Comment 12 mb 2009-02-20 09:17:20 UTC

It's getting really weird now. The situation is as follows:

1. The line "rv = apr_bucket_read(e, &str, &n, eblock);" in ap_core_output_filter (core_filters.c) takes more than a second (1000000µs) to complete
2. When that happens, the return value of apr_bucket_read is 0 (APR_SUCCESS).
3. After apr_bucket_read returns, the value of e->type->name is always "MMAP".
4. After apr_bucket_read returns, the value of e->type->read is always the address of mmap_bucket_read (apr_buckets_mmap.c).
5. mmap_bucket_read records time on entry and just before "return APR_SUCCESS" with apr_time_now().
6. A difference of more than 300000µs is _never_ recorded in that function.

So it looks like, calling apr_bucket_read takes over a second, but the called function never takes more than a third of a second between first and last statement.

Is it possible, that a completely different function is called, i.e. the value of e->type->read changes due to the call? Could it really take so long to evaluate e->type->read in the macro apr_bucket_read and do some basic logic of a function call?

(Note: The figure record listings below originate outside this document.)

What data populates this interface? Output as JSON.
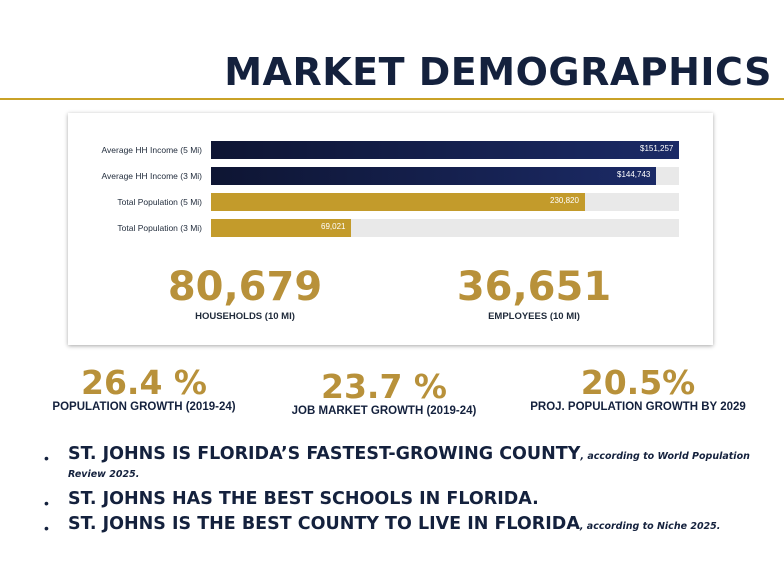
{
  "header": {
    "title": "MARKET DEMOGRAPHICS"
  },
  "chart_data": {
    "type": "bar",
    "orientation": "horizontal",
    "categories": [
      "Average HH Income (5 Mi)",
      "Average HH Income (3 Mi)",
      "Total Population (5 Mi)",
      "Total Population (3 Mi)"
    ],
    "values": [
      151257,
      144743,
      230820,
      69021
    ],
    "value_labels": [
      "$151,257",
      "$144,743",
      "230,820",
      "69,021"
    ],
    "fill_fractions": [
      1.0,
      0.95,
      0.8,
      0.3
    ],
    "colors": [
      "#14204a",
      "#14204a",
      "#c39b2b",
      "#c39b2b"
    ]
  },
  "stats": {
    "households": {
      "value": "80,679",
      "caption": "HOUSEHOLDS (10 MI)"
    },
    "employees": {
      "value": "36,651",
      "caption": "EMPLOYEES (10 MI)"
    }
  },
  "growth": [
    {
      "value": "26.4 %",
      "caption": "POPULATION GROWTH (2019-24)"
    },
    {
      "value": "23.7 %",
      "caption": "JOB MARKET GROWTH (2019-24)"
    },
    {
      "value": "20.5%",
      "caption": "PROJ. POPULATION GROWTH BY 2029"
    }
  ],
  "bullets": [
    {
      "main": "ST. JOHNS IS FLORIDA’S FASTEST-GROWING COUNTY",
      "note": ", according to World Population Review 2025."
    },
    {
      "main": "ST. JOHNS HAS THE BEST SCHOOLS IN FLORIDA.",
      "note": ""
    },
    {
      "main": "ST. JOHNS IS THE BEST COUNTY TO LIVE IN FLORIDA",
      "note": ", according to Niche 2025."
    }
  ],
  "theme": {
    "navy": "#14213d",
    "gold": "#b8913a",
    "track": "#e9e9e9"
  }
}
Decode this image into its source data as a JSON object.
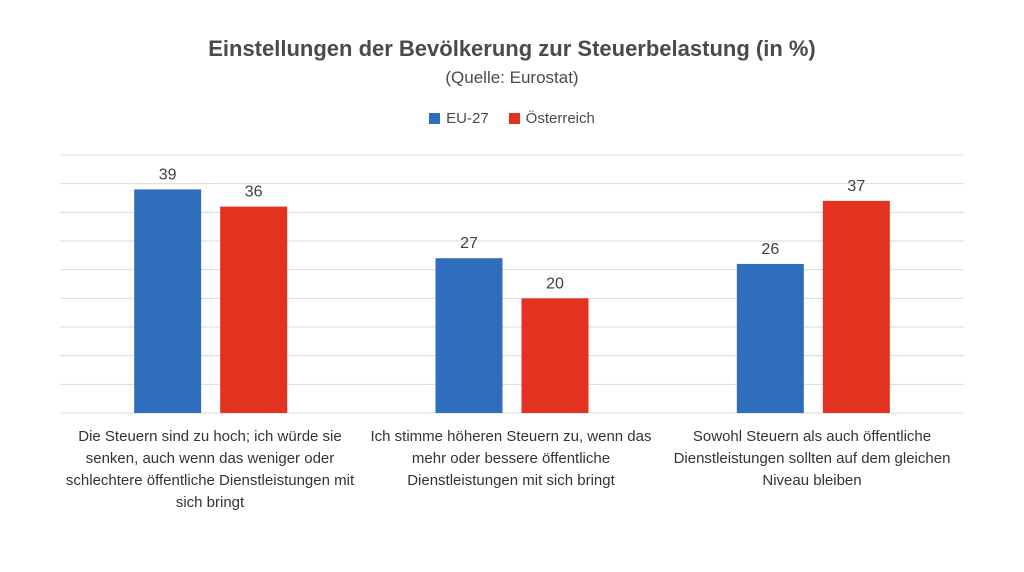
{
  "chart_data": {
    "type": "bar",
    "title": "Einstellungen der Bevölkerung zur Steuerbelastung (in %)",
    "subtitle": "(Quelle: Eurostat)",
    "categories": [
      "Die Steuern sind zu hoch; ich würde sie senken, auch wenn das weniger oder schlechtere öffentliche Dienstleistungen mit sich bringt",
      "Ich stimme höheren Steuern zu, wenn das mehr oder bessere öffentliche Dienstleistungen mit sich bringt",
      "Sowohl Steuern als auch öffentliche Dienstleistungen sollten auf dem gleichen Niveau bleiben"
    ],
    "series": [
      {
        "name": "EU-27",
        "values": [
          39,
          27,
          26
        ],
        "color": "#2f6ebd"
      },
      {
        "name": "Österreich",
        "values": [
          36,
          20,
          37
        ],
        "color": "#e3321f"
      }
    ],
    "ylim": [
      0,
      45
    ],
    "grid": true,
    "legend_position": "top",
    "data_labels": true
  }
}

Comment 13 mb 2009-02-24 10:05:49 UTC

Ok, call to "read" DOES seem to replace bucket received as a parameter. With that in mind, we were able to trace it down to the system call "mmap" called by a file bucket. However, the problem still persists with "EnableMMAP Off", so it's somewhere in basic file I/O. We'll keep on looking what could be the reason for that. To some degree, it seems to depend on the compiler version used to build Apache and the kernel.

Comment 14 mb 2009-02-25 06:50:22 UTC

Finally, we found the reason for the delay. After switching off logging file access time in ext3, the values went back to normal. Access time with ext2 seems fine however. So I've lowered the priority of the bug. What remains, is that the long request is logged for the request _before_ such a delay in a connection with keep alive, not for the one that is actually slow.

Comment 15 MortenK 2013-12-16 14:01:21 UTC

Hi

I am also seeing apache loggin wrong time to serve reqeust in the log.

My TCPdump shows that the reqeust took 51 seconds, but my apache log reports "14282" microseconds.

In other cases where it takes along time, its spot on, but in some cases its wrong.
I am not sure how to procede with this finding.